Erläuterungen zum Bild „Elefantenhaus mit Ausblick“

   57 x 83 cm      21.1.1990

Das stark verkrustete, mit Eisenoxid- und Kalkausfällungen überzogene „Elefantenhaus“ fand ich im Sommer 1989 in Frankfurt am Boden einer Baugrube östlich neben dem Westend-Platz, einem kleinen Park mit Bäumen, Hecken, Rasen und Bänken. Ich verbrachte hier manchen Nachmittag, um Seminarreferate, Praktikumsprotokolle, Übungsberichte und Diplomarbeiten zu korrigieren, da er nur wenige Minuten von meinen damaligen Diensträumen in der Arndtstr. 11 entfernt war. Er ist in den letzten Jahren umgestaltet worden und erinnert kaum noch an den alten vertrauten Zustand.

In der sich anschließenden Westendstraße befand sich die Konditorei Gruber, ein kleines Café mit dem seltsamen Namen CAFÉ CHEN, in dem ich mich im Jahr 1987 gelegentlich mit meiner Freundin Bo getroffen hatte. Ich erinnere mich, dass ich beim ersten Treffen glaubte, es handele sich um ein chinesisches Café namens Chen, denn ich kam nicht sofort auf die Idee, dass nur das Diminutiv gemeint war, weil auf dem Hinweisschild am Straßenrand die Silbe CHEN unter dem Wort CAFÉ stand. Chen schien mir ein  gutes Omen zu sein (falls man das Wort mit fallender Betonung  ausspricht): Chèn rè dě tiě -- Man muss das Eisen schmieden, solange es heiß ist. Allerdings steht es auch für ca. 80 andere Bedeutungen, wobei nicht nur die Betonung, sondern auch der begleitende Text entscheidend ist. Es kann z.B. Kostbarkeit, zusammenpassen, aber auch Gestirn, untergehen oder Zeit bedeuten.

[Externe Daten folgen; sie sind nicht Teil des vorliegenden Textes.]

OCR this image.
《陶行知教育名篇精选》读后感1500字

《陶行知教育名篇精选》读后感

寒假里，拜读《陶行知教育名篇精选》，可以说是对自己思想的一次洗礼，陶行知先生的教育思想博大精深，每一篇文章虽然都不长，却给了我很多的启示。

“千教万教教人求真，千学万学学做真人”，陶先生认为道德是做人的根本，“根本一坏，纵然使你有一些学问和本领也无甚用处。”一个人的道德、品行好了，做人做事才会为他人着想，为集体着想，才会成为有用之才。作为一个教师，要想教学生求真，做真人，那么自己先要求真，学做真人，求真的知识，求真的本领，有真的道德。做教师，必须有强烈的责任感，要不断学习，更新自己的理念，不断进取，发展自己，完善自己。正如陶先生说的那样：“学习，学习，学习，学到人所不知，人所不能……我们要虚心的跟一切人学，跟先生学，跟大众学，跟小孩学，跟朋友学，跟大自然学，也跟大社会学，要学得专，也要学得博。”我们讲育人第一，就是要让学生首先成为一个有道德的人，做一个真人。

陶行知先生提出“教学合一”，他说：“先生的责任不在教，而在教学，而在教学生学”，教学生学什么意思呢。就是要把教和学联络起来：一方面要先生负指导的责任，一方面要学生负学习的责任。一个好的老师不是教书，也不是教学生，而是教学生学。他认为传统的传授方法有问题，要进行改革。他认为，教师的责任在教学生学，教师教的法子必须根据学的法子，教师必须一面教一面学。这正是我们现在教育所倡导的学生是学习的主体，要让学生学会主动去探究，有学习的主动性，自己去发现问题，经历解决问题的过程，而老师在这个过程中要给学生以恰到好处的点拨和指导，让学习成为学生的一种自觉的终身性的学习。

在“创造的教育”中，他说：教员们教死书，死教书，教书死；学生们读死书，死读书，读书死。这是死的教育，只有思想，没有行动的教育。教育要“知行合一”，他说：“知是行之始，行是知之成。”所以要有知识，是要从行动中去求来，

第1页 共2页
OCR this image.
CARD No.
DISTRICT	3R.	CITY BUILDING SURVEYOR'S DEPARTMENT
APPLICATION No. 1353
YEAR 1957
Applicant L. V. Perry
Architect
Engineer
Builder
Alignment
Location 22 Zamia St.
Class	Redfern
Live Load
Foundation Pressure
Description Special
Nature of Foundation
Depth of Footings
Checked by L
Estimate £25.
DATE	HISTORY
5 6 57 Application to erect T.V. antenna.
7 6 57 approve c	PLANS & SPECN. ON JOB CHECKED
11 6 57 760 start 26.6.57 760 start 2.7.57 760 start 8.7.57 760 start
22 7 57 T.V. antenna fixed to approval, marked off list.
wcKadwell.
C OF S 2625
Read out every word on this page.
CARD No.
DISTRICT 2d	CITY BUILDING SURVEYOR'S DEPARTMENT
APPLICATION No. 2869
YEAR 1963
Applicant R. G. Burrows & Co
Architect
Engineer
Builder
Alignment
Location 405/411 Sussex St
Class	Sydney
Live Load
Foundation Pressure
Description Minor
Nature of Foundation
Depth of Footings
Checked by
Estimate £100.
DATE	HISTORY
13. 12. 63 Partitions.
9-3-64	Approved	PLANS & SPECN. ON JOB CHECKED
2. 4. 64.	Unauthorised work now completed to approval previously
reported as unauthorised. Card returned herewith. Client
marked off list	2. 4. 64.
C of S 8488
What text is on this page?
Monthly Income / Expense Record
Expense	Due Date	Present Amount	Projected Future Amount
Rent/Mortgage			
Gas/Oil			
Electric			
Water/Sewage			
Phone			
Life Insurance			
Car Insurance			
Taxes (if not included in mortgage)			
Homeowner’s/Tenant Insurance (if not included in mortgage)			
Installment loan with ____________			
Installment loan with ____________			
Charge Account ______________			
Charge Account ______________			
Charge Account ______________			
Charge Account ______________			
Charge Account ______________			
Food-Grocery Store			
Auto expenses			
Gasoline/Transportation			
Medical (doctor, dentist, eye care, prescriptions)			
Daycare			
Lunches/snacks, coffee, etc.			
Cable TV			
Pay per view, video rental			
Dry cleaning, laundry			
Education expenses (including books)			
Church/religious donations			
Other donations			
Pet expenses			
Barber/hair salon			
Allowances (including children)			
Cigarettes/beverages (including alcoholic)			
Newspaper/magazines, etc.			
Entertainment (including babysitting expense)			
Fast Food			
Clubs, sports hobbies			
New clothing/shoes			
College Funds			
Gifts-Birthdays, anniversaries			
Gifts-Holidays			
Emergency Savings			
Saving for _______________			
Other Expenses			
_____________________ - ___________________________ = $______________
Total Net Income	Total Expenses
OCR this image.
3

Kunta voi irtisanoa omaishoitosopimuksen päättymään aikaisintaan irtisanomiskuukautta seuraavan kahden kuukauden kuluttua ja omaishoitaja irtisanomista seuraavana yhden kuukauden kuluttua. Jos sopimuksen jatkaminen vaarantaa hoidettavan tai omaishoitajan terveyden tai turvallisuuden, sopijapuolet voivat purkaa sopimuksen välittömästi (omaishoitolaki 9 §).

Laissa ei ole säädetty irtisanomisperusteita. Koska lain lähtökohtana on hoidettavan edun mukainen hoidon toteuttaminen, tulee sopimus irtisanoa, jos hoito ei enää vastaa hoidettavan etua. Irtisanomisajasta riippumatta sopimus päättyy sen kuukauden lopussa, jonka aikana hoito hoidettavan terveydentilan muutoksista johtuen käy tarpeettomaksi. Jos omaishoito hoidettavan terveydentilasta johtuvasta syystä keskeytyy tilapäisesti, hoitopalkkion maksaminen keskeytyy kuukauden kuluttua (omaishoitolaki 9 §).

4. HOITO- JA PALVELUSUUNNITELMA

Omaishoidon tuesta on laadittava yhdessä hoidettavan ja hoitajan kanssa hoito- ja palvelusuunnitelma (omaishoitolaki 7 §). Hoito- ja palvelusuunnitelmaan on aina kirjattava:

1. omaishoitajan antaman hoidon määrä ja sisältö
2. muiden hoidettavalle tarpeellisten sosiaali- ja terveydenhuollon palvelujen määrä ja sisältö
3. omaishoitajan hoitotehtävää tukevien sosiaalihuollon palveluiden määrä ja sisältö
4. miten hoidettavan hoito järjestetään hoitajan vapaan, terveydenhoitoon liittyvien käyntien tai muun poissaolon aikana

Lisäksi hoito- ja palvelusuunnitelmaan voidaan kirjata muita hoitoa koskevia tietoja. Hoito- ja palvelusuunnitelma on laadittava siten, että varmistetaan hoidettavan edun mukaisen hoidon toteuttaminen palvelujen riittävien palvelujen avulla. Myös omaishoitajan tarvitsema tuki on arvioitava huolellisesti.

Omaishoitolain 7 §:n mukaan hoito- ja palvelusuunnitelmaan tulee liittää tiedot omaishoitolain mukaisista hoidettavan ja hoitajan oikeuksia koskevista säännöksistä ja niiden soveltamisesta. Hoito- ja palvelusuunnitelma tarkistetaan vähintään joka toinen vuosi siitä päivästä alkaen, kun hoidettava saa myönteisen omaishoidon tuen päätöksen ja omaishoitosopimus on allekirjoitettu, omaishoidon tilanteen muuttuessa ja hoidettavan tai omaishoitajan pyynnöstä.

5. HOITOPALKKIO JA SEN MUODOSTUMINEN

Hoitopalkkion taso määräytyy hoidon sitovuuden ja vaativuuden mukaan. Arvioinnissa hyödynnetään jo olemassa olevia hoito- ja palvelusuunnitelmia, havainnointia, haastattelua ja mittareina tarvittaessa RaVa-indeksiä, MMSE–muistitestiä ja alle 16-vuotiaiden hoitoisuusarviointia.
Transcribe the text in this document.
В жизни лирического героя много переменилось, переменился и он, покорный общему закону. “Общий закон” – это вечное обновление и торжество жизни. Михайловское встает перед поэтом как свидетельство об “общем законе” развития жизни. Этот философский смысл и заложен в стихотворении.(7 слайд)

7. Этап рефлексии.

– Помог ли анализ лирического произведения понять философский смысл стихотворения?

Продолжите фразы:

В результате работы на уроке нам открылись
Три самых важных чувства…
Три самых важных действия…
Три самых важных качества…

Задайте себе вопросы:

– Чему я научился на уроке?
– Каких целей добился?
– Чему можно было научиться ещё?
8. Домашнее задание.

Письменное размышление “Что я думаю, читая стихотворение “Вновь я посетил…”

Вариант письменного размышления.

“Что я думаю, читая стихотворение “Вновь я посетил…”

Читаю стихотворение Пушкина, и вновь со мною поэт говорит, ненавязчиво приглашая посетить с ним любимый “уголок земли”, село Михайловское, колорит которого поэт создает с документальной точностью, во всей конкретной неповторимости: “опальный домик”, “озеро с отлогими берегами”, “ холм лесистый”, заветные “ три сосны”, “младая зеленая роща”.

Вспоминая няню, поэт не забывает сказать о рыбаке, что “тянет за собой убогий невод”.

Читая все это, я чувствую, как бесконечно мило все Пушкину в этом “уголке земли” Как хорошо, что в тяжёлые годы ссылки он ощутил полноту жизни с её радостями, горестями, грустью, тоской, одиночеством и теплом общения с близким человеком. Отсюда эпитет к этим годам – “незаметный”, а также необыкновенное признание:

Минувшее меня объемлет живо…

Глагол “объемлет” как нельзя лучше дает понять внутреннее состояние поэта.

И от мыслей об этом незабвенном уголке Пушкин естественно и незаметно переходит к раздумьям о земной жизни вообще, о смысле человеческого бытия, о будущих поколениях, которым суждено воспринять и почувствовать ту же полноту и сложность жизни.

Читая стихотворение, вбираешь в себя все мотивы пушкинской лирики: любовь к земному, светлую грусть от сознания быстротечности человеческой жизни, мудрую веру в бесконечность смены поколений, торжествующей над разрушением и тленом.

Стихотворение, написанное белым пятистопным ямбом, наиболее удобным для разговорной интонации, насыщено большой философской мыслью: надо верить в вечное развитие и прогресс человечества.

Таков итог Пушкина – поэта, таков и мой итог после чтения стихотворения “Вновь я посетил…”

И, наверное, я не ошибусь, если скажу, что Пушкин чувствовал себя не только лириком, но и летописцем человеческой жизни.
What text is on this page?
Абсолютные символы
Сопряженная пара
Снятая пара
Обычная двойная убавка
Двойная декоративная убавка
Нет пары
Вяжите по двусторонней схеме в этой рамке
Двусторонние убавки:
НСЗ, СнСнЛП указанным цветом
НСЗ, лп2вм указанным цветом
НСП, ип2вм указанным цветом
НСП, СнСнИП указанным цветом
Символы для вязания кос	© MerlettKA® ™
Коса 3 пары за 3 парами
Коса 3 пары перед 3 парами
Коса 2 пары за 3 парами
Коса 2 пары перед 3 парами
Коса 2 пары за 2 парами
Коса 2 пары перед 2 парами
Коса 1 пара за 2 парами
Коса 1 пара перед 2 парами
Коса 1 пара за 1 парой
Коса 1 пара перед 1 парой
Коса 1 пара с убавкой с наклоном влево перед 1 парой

Im Winter 1990 befand ich mich trotz aufmunternden Zuspruchs und Rats des „Fährmanns“ in einer (im Rückblick erstaunlich richtig eingeschätzten) mentalen Sackgasse. Was die Grundstimmung angeht, die das vorliegende Bild auszudrücken beabsichtigt, kann sie nicht besser als von V. v. Gogh umschrieben werden, der ja bereits bei der Erläuterung von „Selbstbildnis 1990“ bemüht worden war (Text jedoch in anderer Übersetzung): „Es sind  endlos weite Kornfelder unter trüben Himmeln, und ich habe den Versuch nicht gescheut, Traurigkeit und äußerste Einsamkeit auszudrücken“, sein Kommentar vom Juli 1890 zu einem seiner letzten Ölgemälde „Weizenfeld mit Raben“, eins meiner höchst geschätzten Bilder der gesamten Kunstgeschichte (J.F. WALTHER, R. METZGER: Vincent van Gogh. Sämtliche Gemälde.- Bd.2, 740 S. (S. 681); (Benedikt Taschen) Köln 1989).

Die depressive Situation wird im vorliegende Materialbild durch ein am 7.1.1990 auf einer Müllhalde NW von Weinheim (W von Alzey) gefundenes Eisenblech vermittelt, das vom „Elefantenhaus“ nur durch eine kleine zylindrische Öffnung im Eisenblechring, der das Gehege umgibt, eingesehen werden kann, und die einzige Möglichkeit eines Ausblicks ist. Das Blech nimmt die gesamte obere Bildhälfte ein und ist stark verrostet, mit schwarzen Mangan- und rotbraunen, braunroten, seltener ockergelben Eisenoxiden überzogen, außerdem verbogen, zerkratzt und zerknittert, wodurch -- wie beabsichtigt -- der Eindruck einer trostlosen und unwirtlichen, wenn nicht sogar unbewohnbaren Landschaft entstehen sollte.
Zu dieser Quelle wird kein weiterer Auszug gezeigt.